“Writing is not just a process of creation. It is also a process of self-discovery” ― Cristina Istrati
Once a month a writing group meets at our local library. I’ve gone twice and I’m debating whether I should go to the subsequent meetings or not. They’re a lovely group of people, but none of them are writers. For them writing is a hobby and this group is really all about ego-stroking. They read their work and everyone claps and says how charming their story was and there’s no discussion of technique, where it needs improvement. and so forth.
It’s a shame because there’s a lot of potential among some of them, but they seem uninterested to delve into critiquing or any discussion of craft. I was tempted to bring in a short story so we could discuss it in detail, but I think my efforts would appear as if I’m attempting to disrupt the group. I already experienced that with another group unrelated to writing so it’s best I go with the flow.
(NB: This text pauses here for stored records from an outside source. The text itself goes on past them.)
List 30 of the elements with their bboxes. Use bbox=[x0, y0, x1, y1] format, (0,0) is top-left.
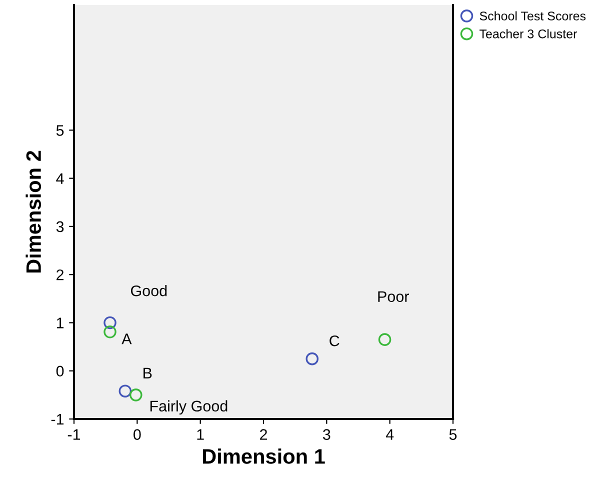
annotation: C bbox=[330, 335, 340, 346]
y-tick-label: 4 bbox=[56, 173, 64, 184]
y-tick-label: 0 bbox=[56, 366, 64, 377]
y-tick-label: 3 bbox=[56, 221, 64, 232]
x-tick-label: 0 bbox=[134, 429, 141, 440]
annotation: Poor bbox=[378, 291, 409, 302]
annotation: Good bbox=[130, 285, 167, 296]
x-tick-label: 1 bbox=[197, 429, 204, 440]
point bbox=[130, 388, 142, 402]
y-tick-label: 5 bbox=[56, 125, 64, 136]
x-tick-label: 3 bbox=[323, 429, 330, 440]
x-tick-label: -1 bbox=[68, 429, 80, 440]
annotation: B bbox=[144, 368, 152, 378]
y-axis-title: Dimension 2 bbox=[26, 150, 42, 273]
point bbox=[306, 352, 319, 366]
y-tick-label: -1 bbox=[51, 414, 64, 425]
x-tick-label: 5 bbox=[449, 429, 457, 440]
x-axis-title: Dimension 1 bbox=[202, 448, 325, 464]
legend-label: Teacher 3 Cluster bbox=[480, 29, 577, 38]
legend-label: School Test Scores bbox=[480, 11, 586, 20]
point bbox=[104, 316, 116, 330]
x-tick-label: 2 bbox=[260, 429, 267, 440]
point bbox=[378, 333, 392, 346]
annotation: A bbox=[122, 334, 132, 344]
x-tick-label: 4 bbox=[386, 429, 394, 440]
point bbox=[118, 384, 132, 398]
y-tick-label: 1 bbox=[56, 318, 64, 328]
point bbox=[104, 325, 116, 338]
annotation: Fairly Good bbox=[150, 400, 228, 415]
y-tick-label: 2 bbox=[56, 269, 64, 280]
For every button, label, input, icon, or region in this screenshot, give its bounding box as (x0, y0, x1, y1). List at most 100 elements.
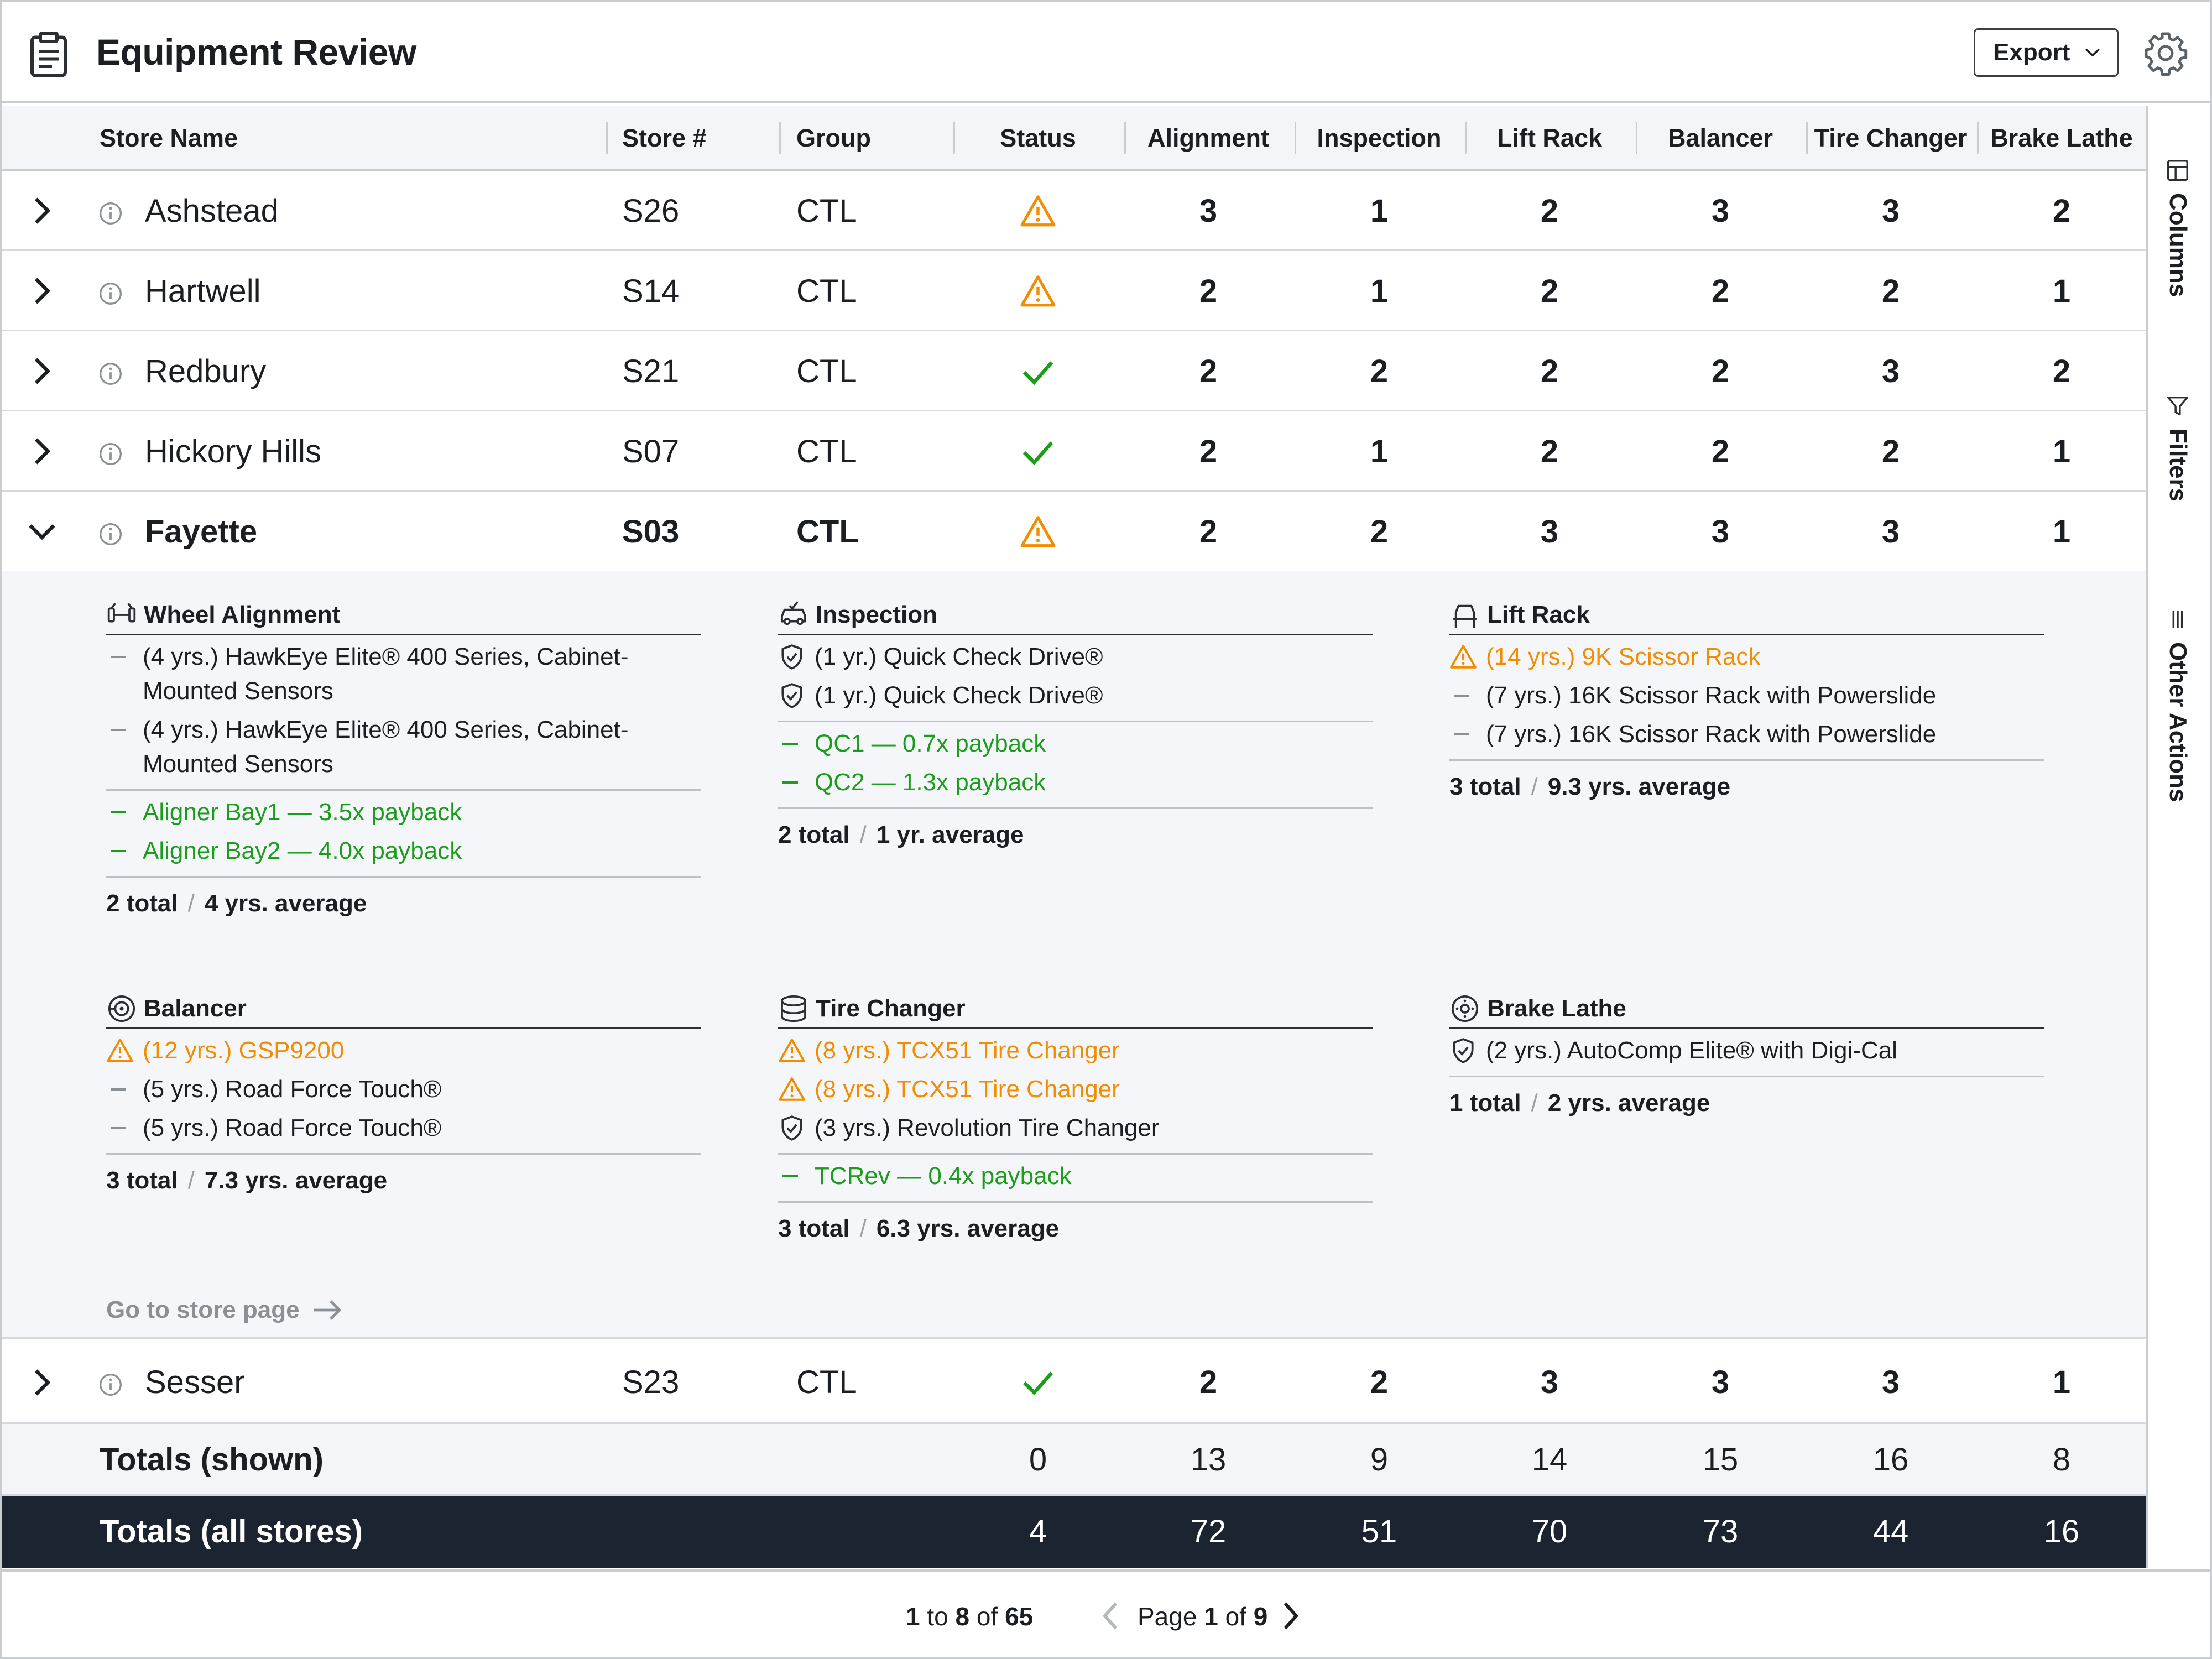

How is this related to the above quote? I chose to read a chapter from Julius that I chucked out a couple of years ago when I decided that Julius needed to be redirected into a very different story. The meeting’s theme was about treasure and this section centered on an attic discovery. After I finished reading the piece, one member said, “This was a chuck out?” I explained that the story had dramatically changed and that much of what I had written was no longer needed. There were a lot of questions, and later, I was taken aside by one gentleman who said that the set up in the attic intrigued him, but was also interested to learn more about my fascination with the Rosenbergs and the Spanish Civil War.
It was very satisfying to hear this, and after some mulling I realized that I’ve been beating myself up too much, listening to that snotty inner critic’s ridiculously high expectations. So onward I trudge to improve the story and hold all self-judgements at bay, but also to make new discoveries about myself through my writing.